Advocacy

Breast is not always to blame

“Sometimes the strong need reassurance,” is what the photographer titled this photograph. How true. (Image credit Leon Fishman via Flickr Creative Commons)

There’s an essay on the Postpartum Stress Center website called, “Is Breast Always Best?” This is a powerful, well-written piece—but it’s wrong.

Breastfeeding isn’t “best.” It is normal. We need to nudge the idea out of the way that a breastfeeding woman who is experiencing postpartum depression is experiencing it because of breastfeeding. I have heard criticism that lactation professionals fail to look at the whole woman and instead focus on getting a woman to breastfeed at whatever cost, but how is it looking at the whole woman to ignore her lactating breasts, the biological imperative to breastfeed, and her desire to breastfeed?

The essay echoes this:

This is because breastfeeding, to the depressed mother, is more than breastfeeding. It is a lifeline. It’s as if it provides the single opportunity for her to feel that her presence is making a difference.
So why, later in the essay, does the author take this lifeline away, telling these mothers:
…I’m afraid for the women who continue to work so hard, with painstaking determination, against such formidable odds, to stay on track, to prove something to someone. I’m not sure what they are trying to prove, exactly.

Breastfeeding is not indicative of wanting to “prove” something. It is indicative of a mother wanting to feed her baby. It is a mammal’s body doing what it is designed to do. The breastfeeding in this equation doesn’t need to be treated any differently from, say, eating. It’s normal to eat.
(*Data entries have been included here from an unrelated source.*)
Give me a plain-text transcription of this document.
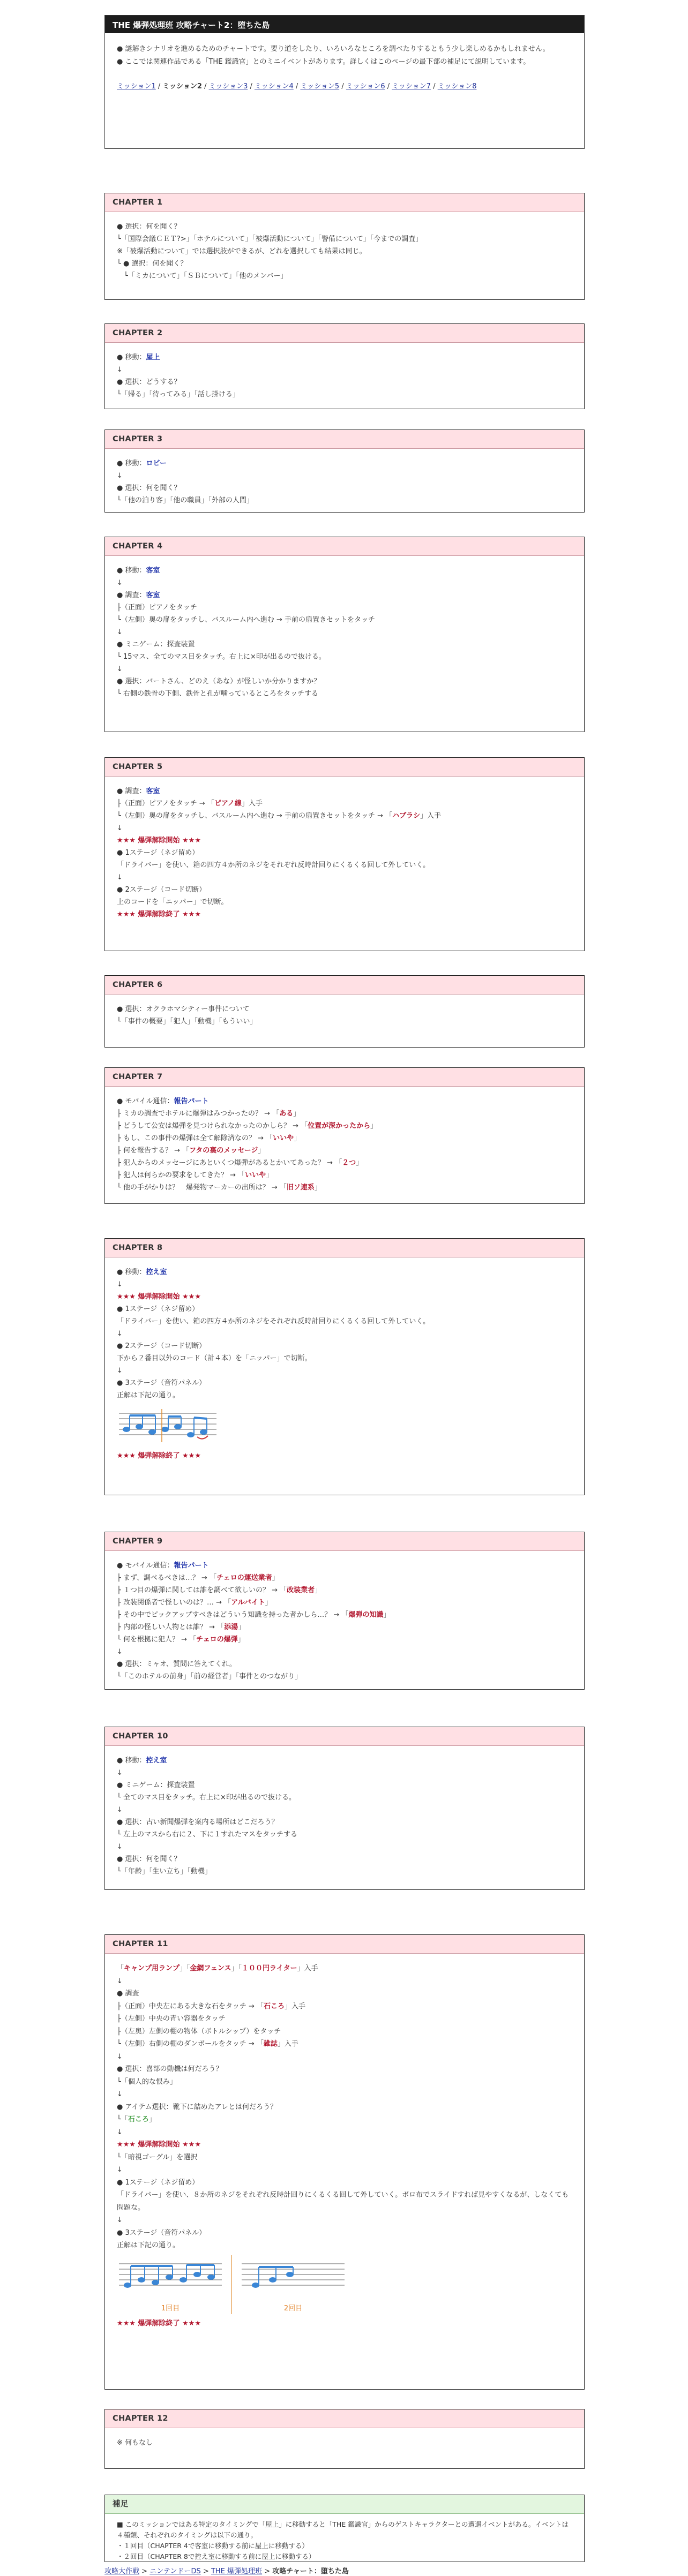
THE 爆弾処理班 攻略チャート2：堕ちた島

● 謎解きシナリオを進めるためのチャートです。要り道をしたり、いろいろなところを調べたりするともう少し楽しめるかもしれません。

● ここでは関連作品である「THE 鑑識官」とのミニイベントがあります。詳しくはこのページの最下部の補足にて説明しています。

ミッション1 / ミッション2 / ミッション3 / ミッション4 / ミッション5 / ミッション6 / ミッション7 / ミッション8
CHAPTER 1
● 選択：何を聞く？
└「国際会議ＣＥＴ?>」「ホテルについて」「被爆活動について」「警備について」「今までの調査」
※「被爆活動について」では選択肢ができるが、どれを選択しても結果は同じ。
└ ● 選択：何を聞く？
　└「ミカについて」「ＳＢについて」「他のメンバー」
CHAPTER 2
● 移動：屋上
↓
● 選択：どうする？
└「帰る」「待ってみる」「話し掛ける」
CHAPTER 3
● 移動：ロビー
↓
● 選択：何を聞く？
└「他の泊り客」「他の職員」「外部の人間」
CHAPTER 4
● 移動：客室
↓
● 調査：客室
├（正面）ピアノをタッチ
└（左側）奥の扉をタッチし、バスルーム内へ進む → 手前の扇置きセットをタッチ
↓
● ミニゲーム：探査装置
└ 15マス、全てのマス目をタッチ。右上に×印が出るので抜ける。
↓
● 選択：バートさん、どのえ（あな）が怪しいか分かりますか？
└ 右側の鉄骨の下側、鉄骨と孔が噛っているところをタッチする
CHAPTER 5
● 調査：客室
├（正面）ピアノをタッチ → 「ピアノ線」入手
└（左側）奥の扉をタッチし、バスルーム内へ進む → 手前の扇置きセットをタッチ → 「ハブラシ」入手
↓
★★★ 爆弾解除開始 ★★★
● 1ステージ（ネジ留め）
「ドライバー」を使い、箱の四方４か所のネジをそれぞれ反時計回りにくるくる回して外していく。
↓
● 2ステージ（コード切断）
上のコードを「ニッパー」で切断。
★★★ 爆弾解除終了 ★★★
CHAPTER 6
● 選択：オクラホマシティー事件について
└「事件の概要」「犯人」「動機」「もういい」
CHAPTER 7
● モバイル通信：報告パート
├ ミカの調査でホテルに爆弾はみつかったの？ → 「ある」
├ どうして公安は爆弾を見つけられなかったのかしら？ → 「位置が深かったから」
├ もし、この事件の爆弾は全て解除済なの？ → 「いいや」
├ 何を報告する？ → 「フタの裏のメッセージ」
├ 犯人からのメッセージにあといくつ爆弾があるとかいてあった？ → 「２つ」
├ 犯人は何らかの要求をしてきた？ → 「いいや」
└ 他の手がかりは？　爆発物マーカーの出所は？ → 「旧ソ連系」
CHAPTER 8
● 移動：控え室
↓
★★★ 爆弾解除開始 ★★★
● 1ステージ（ネジ留め）
「ドライバー」を使い、箱の四方４か所のネジをそれぞれ反時計回りにくるくる回して外していく。
↓
● 2ステージ（コード切断）
下から２番目以外のコード（計４本）を「ニッパー」で切断。
↓
● 3ステージ（音符パネル）
正解は下記の通り。
★★★ 爆弾解除終了 ★★★
CHAPTER 9
● モバイル通信：報告パート
├ まず、調べるべきは…？ → 「チェロの運送業者」
├ １つ目の爆弾に関しては誰を調べて欲しいの？ → 「改装業者」
├ 改装関係者で怪しいのは？… → 「アルバイト」
├ その中でピックアップすべきはどういう知識を持った者かしら…？ → 「爆弾の知識」
├ 内部の怪しい人物とは誰？ → 「添湯」
└ 何を根拠に犯人？ → 「チェロの爆弾」
↓
● 選択：ミャオ、質問に答えてくれ。
└「このホテルの前身」「前の経営者」「事件とのつながり」
CHAPTER 10
● 移動：控え室
↓
● ミニゲーム：探査装置
└ 全てのマス目をタッチ。右上に×印が出るので抜ける。
↓
● 選択：古い新聞爆弾を案内る場所はどこだろう？
└ 左上のマスから右に２、下に１すれたマスをタッチする
↓
● 選択：何を聞く？
└「年齢」「生い立ち」「動機」
CHAPTER 11
「キャンプ用ランプ」「金網フェンス」「１００円ライター」入手
↓
● 調査
├（正面）中央左にある大きな石をタッチ → 「石ころ」入手
├（左側）中央の青い容器をタッチ
├（左奥）左側の棚の物体（ボトルシップ）をタッチ
└（左側）右側の棚のダンボールをタッチ → 「雑誌」入手
↓
● 選択：喜部の動機は何だろう？
└「個人的な恨み」
↓
● アイテム選択：靴下に詰めたアレとは何だろう？
└「石ころ」
↓
★★★ 爆弾解除開始 ★★★
└「暗視ゴーグル」を選択
↓
● 1ステージ（ネジ留め）
「ドライバー」を使い、８か所のネジをそれぞれ反時計回りにくるくる回して外していく。ボロ布でスライドすれば見やすくなるが、しなくても問題な。
↓
● 3ステージ（音符パネル）
正解は下記の通り。
1回目	2回目
★★★ 爆弾解除終了 ★★★
CHAPTER 12
※ 何もなし
補足
■ このミッションではある特定のタイミングで「屋上」に移動すると「THE 鑑識官」からのゲストキャラクターとの遭遇イベントがある。イベントは４種類、それぞれのタイミングは以下の通り。
・１回目（CHAPTER 4で客室に移動する前に屋上に移動する）
・２回目（CHAPTER 8で控え室に移動する前に屋上に移動する）
攻略大作戦 > ニンテンドーDS > THE 爆弾処理班 > 攻略チャート：堕ちた島
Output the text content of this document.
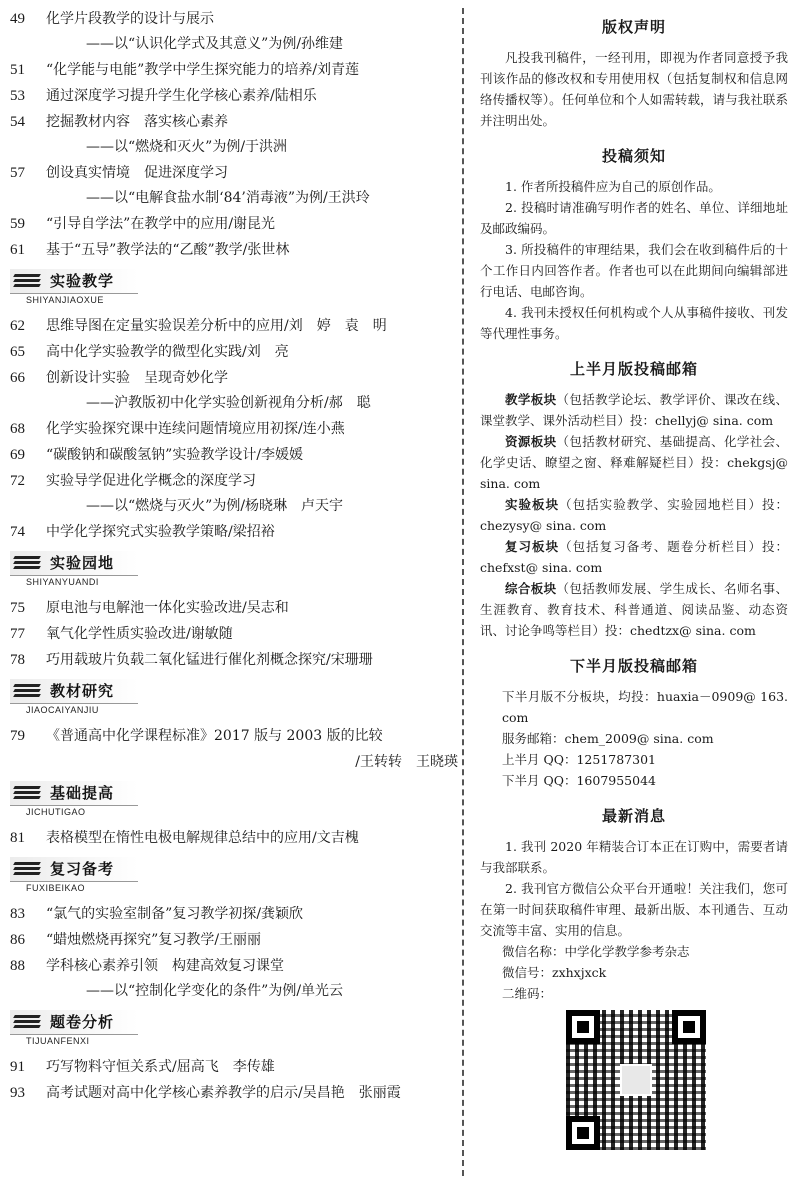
49	化学片段教学的设计与展示
——以“认识化学式及其意义”为例/孙维建
51	“化学能与电能”教学中学生探究能力的培养/刘青莲
53	通过深度学习提升学生化学核心素养/陆相乐
54	挖掘教材内容　落实核心素养
——以“燃烧和灭火”为例/于洪洲
57	创设真实情境　促进深度学习
——以“电解食盐水制‘84’消毒液”为例/王洪玲
59	“引导自学法”在教学中的应用/谢昆光
61	基于“五导”教学法的“乙酸”教学/张世林
实验教学
SHIYANJIAOXUE
62	思维导图在定量实验误差分析中的应用/刘　婷　袁　明
65	高中化学实验教学的微型化实践/刘　亮
66	创新设计实验　呈现奇妙化学
——沪教版初中化学实验创新视角分析/郝　聪
68	化学实验探究课中连续问题情境应用初探/连小燕
69	“碳酸钠和碳酸氢钠”实验教学设计/李媛媛
72	实验导学促进化学概念的深度学习
——以“燃烧与灭火”为例/杨晓琳　卢天宇
74	中学化学探究式实验教学策略/梁招裕
实验园地
SHIYANYUANDI
75	原电池与电解池一体化实验改进/吴志和
77	氧气化学性质实验改进/谢敏随
78	巧用载玻片负载二氧化锰进行催化剂概念探究/宋珊珊
教材研究
JIAOCAIYANJIU
79	《普通高中化学课程标准》2017 版与 2003 版的比较
/王转转　王晓瑛
基础提高
JICHUTIGAO
81	表格模型在惰性电极电解规律总结中的应用/文吉槐
复习备考
FUXIBEIKAO
83	“氯气的实验室制备”复习教学初探/龚颖欣
86	“蜡烛燃烧再探究”复习教学/王丽丽
88	学科核心素养引领　构建高效复习课堂
——以“控制化学变化的条件”为例/单光云
题卷分析
TIJUANFENXI
91	巧写物料守恒关系式/屈高飞　李传雄
93	高考试题对高中化学核心素养教学的启示/吴昌艳　张丽霞
版权声明
凡投我刊稿件，一经刊用，即视为作者同意授予我刊该作品的修改权和专用使用权（包括复制权和信息网络传播权等）。任何单位和个人如需转载，请与我社联系并注明出处。
投稿须知
1. 作者所投稿件应为自己的原创作品。
2. 投稿时请准确写明作者的姓名、单位、详细地址及邮政编码。
3. 所投稿件的审理结果，我们会在收到稿件后的十个工作日内回答作者。作者也可以在此期间向编辑部进行电话、电邮咨询。
4. 我刊未授权任何机构或个人从事稿件接收、刊发等代理性事务。
上半月版投稿邮箱
教学板块（包括教学论坛、教学评价、课改在线、课堂教学、课外活动栏目）投：chellyj@ sina. com
资源板块（包括教材研究、基础提高、化学社会、化学史话、瞭望之窗、释难解疑栏目）投：chekgsj@ sina. com
实验板块（包括实验教学、实验园地栏目）投：chezysy@ sina. com
复习板块（包括复习备考、题卷分析栏目）投：chefxst@ sina. com
综合板块（包括教师发展、学生成长、名师名事、生涯教育、教育技术、科普通道、阅读品鉴、动态资讯、讨论争鸣等栏目）投：chedtzx@ sina. com
下半月版投稿邮箱
下半月版不分板块，均投：huaxia－0909@ 163. com
服务邮箱：chem_2009@ sina. com
上半月 QQ：1251787301
下半月 QQ：1607955044
最新消息
1. 我刊 2020 年精装合订本正在订购中，需要者请与我部联系。
2. 我刊官方微信公众平台开通啦！关注我们，您可在第一时间获取稿件审理、最新出版、本刊通告、互动交流等丰富、实用的信息。
微信名称：中学化学教学参考杂志
微信号：zxhxjxck
二维码：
Sometimes we might eat something that upsets our stomach. Do we say, “Well, best not to eat anymore. Time to get a feeding tube”? No. There’s a continuum of considerations that your doctor will explore before jumping to such a drastic conclusion. It should be the same when it comes to suggestions of weaning, or even the idea that breastfeeding is the cause of difficulty.

Discussion of breastfeeding and postpartum mood disorders often focuses on mothers who are experiencing breastfeeding problems. But not all breastfeeding is difficult. You can have a wonderful breastfeeding experience and still have postpartum depression. Mothers are told that breastfeeding is the problem when breastfeeding is going well!

What do you blame for postpartum depression, anxiety, OCD, PTSD, or psychosis when a mother isn’t breastfeeding? Do you still blame the feeding method?

Do you know what is hard and we don’t have adequate support for, besides breastfeeding? Parenting. Motherhood. How about, instead of asking a string of questions with the underlying thread of “breastfeeding is doing you harm,” we try to explore the whole issue? Maybe we could ask questions like these (I’ll keep the first three from the essay, because they’re good questions):

  • Does she need medication?
  • How does she feel about taking medication while breastfeeding?
  • Is it possible that breastfeeding may somehow contribute to her feelings of despair? (I doubt that this is what the question is referring to, but there is a condition where a mother may have negative/strange feelings associated with letdown, called dysphoric milk ejection reflex. There is help available for this; with the right support, breastfeeding can continue.)
  • What in particular about breastfeeding is causing difficulty or potentially interfering with treatment? What can we do to change those things? (For example, is mom struggling with low milk supply and pumping frequently? Maybe it’s time to reassess goals and aim for producing as much milk as possible without going to extreme measures.)
  • Is this mother getting good support with lactation? Are the plans that were developed reasonable and the goals achievable? Is the mother following the plans?
  • Does this baby exhibit normal behavior, and, if so, does this mother understand what normal newborn behavior looks like? Is the baby healthy?
  • How confident does this mother feel about motherhood? How can we help her feel more secure?
  • Does this mother have enough support with every other consideration around parenting, and, if not, how do we get her more? (Bottlefeeding does not fix a lack of a supportive partner, isolation from family or friends, financial troubles, struggling with returning to work, or any of the other logistical considerations that come with parenting.)
I have no doubt that, for some women, breastfeeding might contribute to symptoms of depression or other mood disorders, and that, for some women, weaning may be the answer. As this post on the Academy of Breastfeeding Medicine blog states:
If breastfeeding is the lifeline that is holding her and her baby together, then we’ll build her treatment around protecting that breastfeeding relationship. Conversely, if she grits her teeth for every feeding and counts the minutes until it is over, then breastfeeding may be contributing to her symptoms and hurting her relationship with her baby.  We need to talk about why breastfeeding is stressful, and whether there are strategies that can make the experience better — or whether she and her baby would be better served if she weaned.
This is what we need: More working with mothers on an individual level and allowing room for protecting the breastfeeding relationship and offering strategies that take into account the whole picture, and less talk making the assumption that it’s breastfeeding that is the problem. I would have liked to see the essay that prompted this blog post to leave room for the possibility that a mother wants to keep breastfeeding, and that her breastfeeding exists for more than trying to “prove something to someone.”